From the table you can see that disk and network access times dwarf things like memory access or L1 and L2 cache access. The chart below makes the magnitude differences even more obvious. The L1, L2, and RAM access times are so much smaller than disk and network access that their bars don't even appear on the graph.
If you can buy that I/O operations are often orders of magnitude slower than the computation you're performing in your app, then what is your app doing during the I/O operations? It's waiting! It's execution is literally blocked until the I/O operation completes.
Consider the following fictitious web request. The slim green bars represent the time your application devotes to processing and the gray bars represent the time spent waiting for I/O to complete. The example starts off with some logic to process the request.
- Parse the request and invoke the appropriate controller logic
- Initiate a database query or maybe a request to an external service
- Wait for I/O
- Process the query results and write some data to a log file
- Wait for I/O
- Perform some final formatting of the results and return them to the client
The vast majority of time spent during the request involved waiting for the I/O operations, and there were only two. Very little time is actually used to perform application-specific processing. Node.js was designed from the start to exploit this imbalance.
Before we get into the approach Node.js takes to scaling, let's consider how our made-up web request would be scaled with other models.
Scaling with Threads
Using a thread based model, you'd scale the above example by creating multiple threads, one for each concurrent connection. The diagram below depicts a threaded model capable of handling four concurrent connections.

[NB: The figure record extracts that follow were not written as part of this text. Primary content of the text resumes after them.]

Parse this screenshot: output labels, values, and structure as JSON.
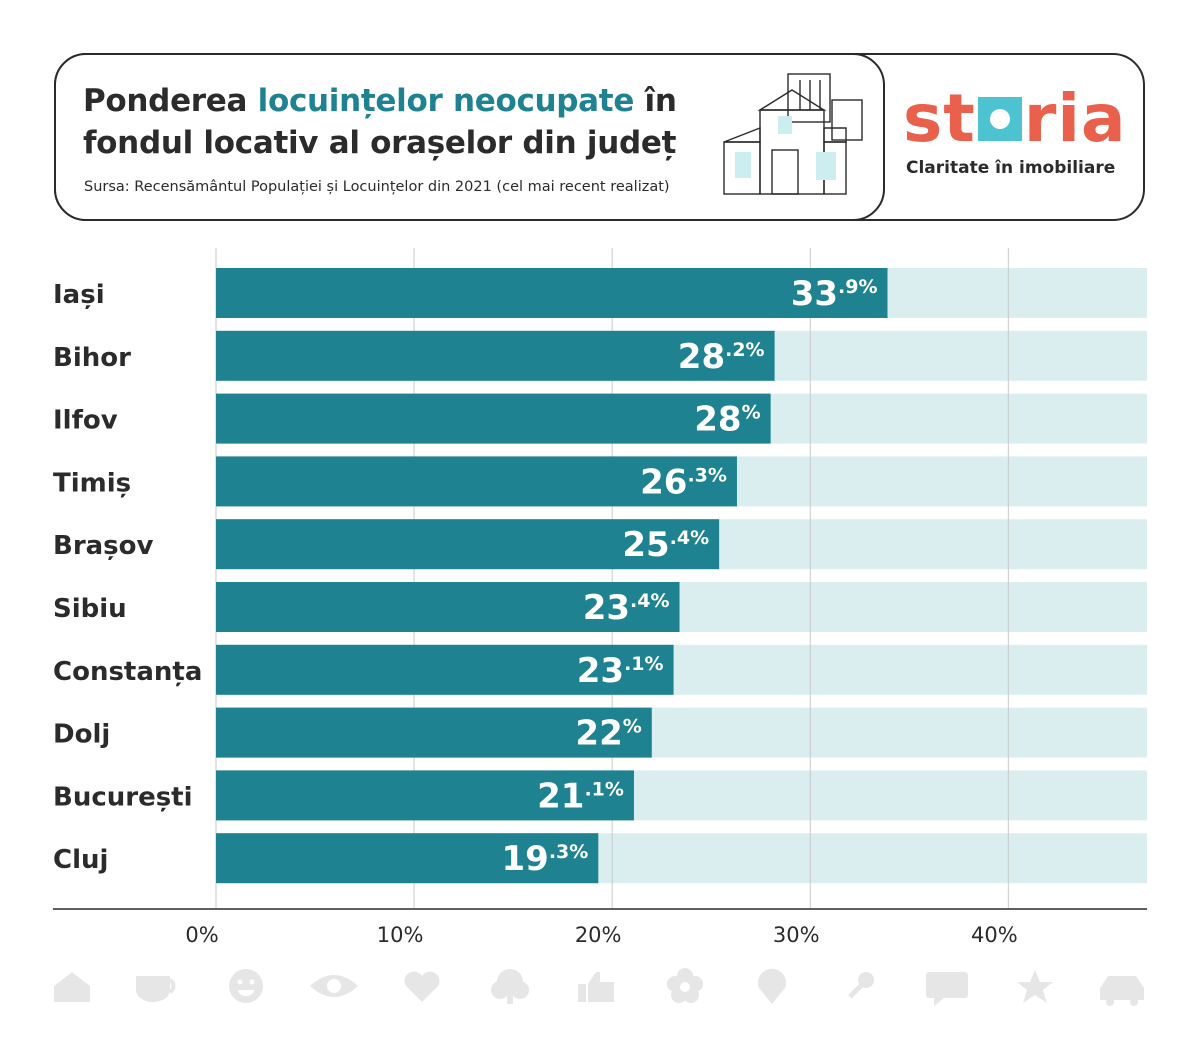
{
  "header": {
    "title_part1": "Ponderea ",
    "title_accent": "locuințelor neocupate",
    "title_part2": " în fondul locativ al orașelor din județ",
    "source": "Sursa: Recensământul Populației și Locuințelor din 2021 (cel mai recent realizat)"
  },
  "brand": {
    "logo_start": "st",
    "logo_end": "ria",
    "tagline": "Claritate în imobiliare",
    "logo_color": "#e9604d",
    "logo_accent": "#4cc3cf"
  },
  "colors": {
    "bar": "#1e8290",
    "track": "#daeeef",
    "text": "#2b2b2b"
  },
  "chart_data": {
    "type": "bar",
    "orientation": "horizontal",
    "categories": [
      "Iași",
      "Bihor",
      "Ilfov",
      "Timiș",
      "Brașov",
      "Sibiu",
      "Constanța",
      "Dolj",
      "București",
      "Cluj"
    ],
    "values": [
      33.9,
      28.2,
      28,
      26.3,
      25.4,
      23.4,
      23.1,
      22,
      21.1,
      19.3
    ],
    "value_labels": [
      {
        "int": "33",
        "dec": ".9%"
      },
      {
        "int": "28",
        "dec": ".2%"
      },
      {
        "int": "28",
        "dec": "%"
      },
      {
        "int": "26",
        "dec": ".3%"
      },
      {
        "int": "25",
        "dec": ".4%"
      },
      {
        "int": "23",
        "dec": ".4%"
      },
      {
        "int": "23",
        "dec": ".1%"
      },
      {
        "int": "22",
        "dec": "%"
      },
      {
        "int": "21",
        "dec": ".1%"
      },
      {
        "int": "19",
        "dec": ".3%"
      }
    ],
    "xticks": [
      "0%",
      "10%",
      "20%",
      "30%",
      "40%"
    ],
    "xtick_values": [
      0,
      10,
      20,
      30,
      40
    ],
    "xlim": [
      0,
      47
    ],
    "grid": true
  },
  "footer_icons": [
    "home-icon",
    "cup-icon",
    "smiley-icon",
    "eye-icon",
    "heart-icon",
    "tree-icon",
    "thumbs-up-icon",
    "flower-icon",
    "map-pin-icon",
    "key-icon",
    "chat-icon",
    "star-icon",
    "car-icon"
  ]
}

While this approach allows us to scale by adding more threads, each thread still spends most of its time waiting for I/O, not processing your application logic. Unfortunately, continuing to add threads introduces context switching overhead and uses considerable memory to maintain execution stacks.
Scaling with Processes
Another popular approach to scaling your application is to run multiple processes. As you can see from the diagram below, the theory behind scaling with multiple processes is basically the same as scaling with threads, although it does use more memory. Like the threading model, each process still spends most of its time waiting on I/O.
Scaling with Node.js
Since the code you write for Node.js executes in a single thread within a single process, it takes a different approach to scaling. It extracts the "I/O waiting" by using an internal thread pool or leveraging asynchronous I/O APIs of the host operating system to free your thread for processing other connections. Instead of your code blocking on I/O operations, it's freed to process other connections. When the I/O operation completes, your code is called back to handle the results.
With Node.js your code never blocks for I/O operations, eliminating those long gray bars of waiting time. This non-blocking mode of operation is what allows Node.js to handle large numbers of concurrent connections without overly-straining system resources.
The success of Node.js relies on the premise that time spent waiting for I/O far outweighs the time spent executing application logic. While that's true of many of todays' web/network-based applications, it doesn't always apply. If your application is more CPU-intensive with minimal I/O by comparison, then Node.js is probably not the right platform. As my father used to say, don't try to fit a square peg in a round hole.